In the case that you exhibit, the process can proceed through two possible (and experimentally indistinguishable) channels: photons and $Z^0$ weak bosons. Both processes are stronger when the mass of the pair is near the on-shell mass of the carrier boson, so the peak you see in the graph tells you the mass of the $Z^0$ (the mass of the photon is zero) while the sloping background is attributable (in aggregate; you can't tell them apart on an event-by-event basis) to the photon channel. That makes the plot enormously important for this measurement.

The difference between a pair-mass histogram and a cross-section versus pair-mass plot is subtle.

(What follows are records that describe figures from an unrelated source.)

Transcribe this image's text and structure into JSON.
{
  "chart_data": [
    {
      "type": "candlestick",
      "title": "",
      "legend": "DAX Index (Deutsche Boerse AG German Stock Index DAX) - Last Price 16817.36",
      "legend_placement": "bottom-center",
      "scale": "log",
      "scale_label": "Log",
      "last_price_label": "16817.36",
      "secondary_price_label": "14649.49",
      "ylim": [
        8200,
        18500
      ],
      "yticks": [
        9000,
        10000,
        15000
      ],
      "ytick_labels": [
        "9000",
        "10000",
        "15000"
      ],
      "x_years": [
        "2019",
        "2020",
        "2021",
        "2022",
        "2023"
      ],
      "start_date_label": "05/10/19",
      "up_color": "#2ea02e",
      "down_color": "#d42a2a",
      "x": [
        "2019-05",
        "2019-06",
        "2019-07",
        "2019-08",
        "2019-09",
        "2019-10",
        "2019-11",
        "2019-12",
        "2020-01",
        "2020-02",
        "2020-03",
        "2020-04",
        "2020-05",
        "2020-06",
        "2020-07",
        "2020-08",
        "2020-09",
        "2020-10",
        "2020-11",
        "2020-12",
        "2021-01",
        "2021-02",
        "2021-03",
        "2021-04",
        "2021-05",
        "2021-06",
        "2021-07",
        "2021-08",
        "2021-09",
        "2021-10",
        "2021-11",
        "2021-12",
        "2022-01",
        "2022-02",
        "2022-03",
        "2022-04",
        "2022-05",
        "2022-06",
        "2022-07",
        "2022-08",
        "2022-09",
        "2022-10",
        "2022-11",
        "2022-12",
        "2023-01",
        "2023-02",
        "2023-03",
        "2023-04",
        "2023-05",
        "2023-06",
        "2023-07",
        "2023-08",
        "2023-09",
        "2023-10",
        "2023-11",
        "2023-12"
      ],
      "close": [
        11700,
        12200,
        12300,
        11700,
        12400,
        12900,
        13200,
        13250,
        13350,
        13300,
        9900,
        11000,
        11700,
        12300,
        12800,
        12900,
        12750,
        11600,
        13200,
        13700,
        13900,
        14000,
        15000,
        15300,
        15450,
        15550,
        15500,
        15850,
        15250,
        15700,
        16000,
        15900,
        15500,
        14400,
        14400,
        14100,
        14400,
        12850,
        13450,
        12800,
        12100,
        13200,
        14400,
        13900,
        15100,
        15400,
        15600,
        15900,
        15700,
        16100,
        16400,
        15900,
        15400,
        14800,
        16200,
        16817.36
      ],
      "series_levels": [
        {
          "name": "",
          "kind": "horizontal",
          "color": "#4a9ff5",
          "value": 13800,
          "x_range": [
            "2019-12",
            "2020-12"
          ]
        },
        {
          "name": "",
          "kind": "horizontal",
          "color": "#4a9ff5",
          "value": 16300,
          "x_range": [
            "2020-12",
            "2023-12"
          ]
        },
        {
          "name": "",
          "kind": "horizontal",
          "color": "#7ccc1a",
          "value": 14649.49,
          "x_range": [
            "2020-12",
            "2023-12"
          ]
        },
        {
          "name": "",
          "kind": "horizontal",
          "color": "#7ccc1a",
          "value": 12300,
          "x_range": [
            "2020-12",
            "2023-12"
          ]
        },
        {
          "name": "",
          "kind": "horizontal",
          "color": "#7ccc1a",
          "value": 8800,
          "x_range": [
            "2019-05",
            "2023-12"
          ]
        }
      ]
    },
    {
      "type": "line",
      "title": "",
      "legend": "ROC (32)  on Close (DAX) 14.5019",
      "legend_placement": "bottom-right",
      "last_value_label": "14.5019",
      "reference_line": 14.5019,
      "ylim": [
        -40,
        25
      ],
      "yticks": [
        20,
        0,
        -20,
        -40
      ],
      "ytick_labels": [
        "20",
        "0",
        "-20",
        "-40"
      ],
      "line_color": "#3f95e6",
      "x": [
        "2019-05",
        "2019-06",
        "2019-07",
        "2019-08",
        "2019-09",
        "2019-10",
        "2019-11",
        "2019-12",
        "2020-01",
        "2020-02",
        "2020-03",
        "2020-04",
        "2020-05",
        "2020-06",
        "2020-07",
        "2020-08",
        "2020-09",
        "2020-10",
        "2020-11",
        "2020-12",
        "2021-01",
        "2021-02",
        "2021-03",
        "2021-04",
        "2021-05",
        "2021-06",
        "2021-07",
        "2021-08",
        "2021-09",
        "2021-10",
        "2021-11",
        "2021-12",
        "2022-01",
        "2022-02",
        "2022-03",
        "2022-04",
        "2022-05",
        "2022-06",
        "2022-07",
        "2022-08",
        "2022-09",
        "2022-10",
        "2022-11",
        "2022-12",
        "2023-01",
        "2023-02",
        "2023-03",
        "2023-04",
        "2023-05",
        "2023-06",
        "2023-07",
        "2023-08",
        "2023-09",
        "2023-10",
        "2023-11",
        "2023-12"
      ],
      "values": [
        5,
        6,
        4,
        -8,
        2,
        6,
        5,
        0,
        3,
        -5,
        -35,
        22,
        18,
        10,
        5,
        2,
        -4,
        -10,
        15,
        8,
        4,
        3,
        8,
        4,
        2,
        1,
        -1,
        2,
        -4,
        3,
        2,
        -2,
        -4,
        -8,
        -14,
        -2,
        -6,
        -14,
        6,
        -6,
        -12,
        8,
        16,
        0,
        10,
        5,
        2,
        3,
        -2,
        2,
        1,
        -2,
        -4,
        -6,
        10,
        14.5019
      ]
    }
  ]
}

Protons are composite objects, so when you get a photon of $Z^0$ even it generally comes from the interaction of two partons (either a quark and an anti-quark or two gluons), but each of those particles can have a momentum relative the CoM of it's host particle. So unlike the case of a lepton collider, you get a broad range of Mandelstam $s$ out for each configuration of the beam, but they aren't evenly distributed. So the histogram of pair-masses folds together the underlying event cross-section and the relative momentum distribution of the partons.

Both can be used to say "See the peak here? That's the $Z$ mass.", but the histogram is easier to produce from the raw data while the cross-section plot exhibits a more fundamental quantity (having laboriously deconvolved the parton-distribution-functions from the data).

Generally you see the histograms early on and the cross-section plots after the analysis has proceeded for a while.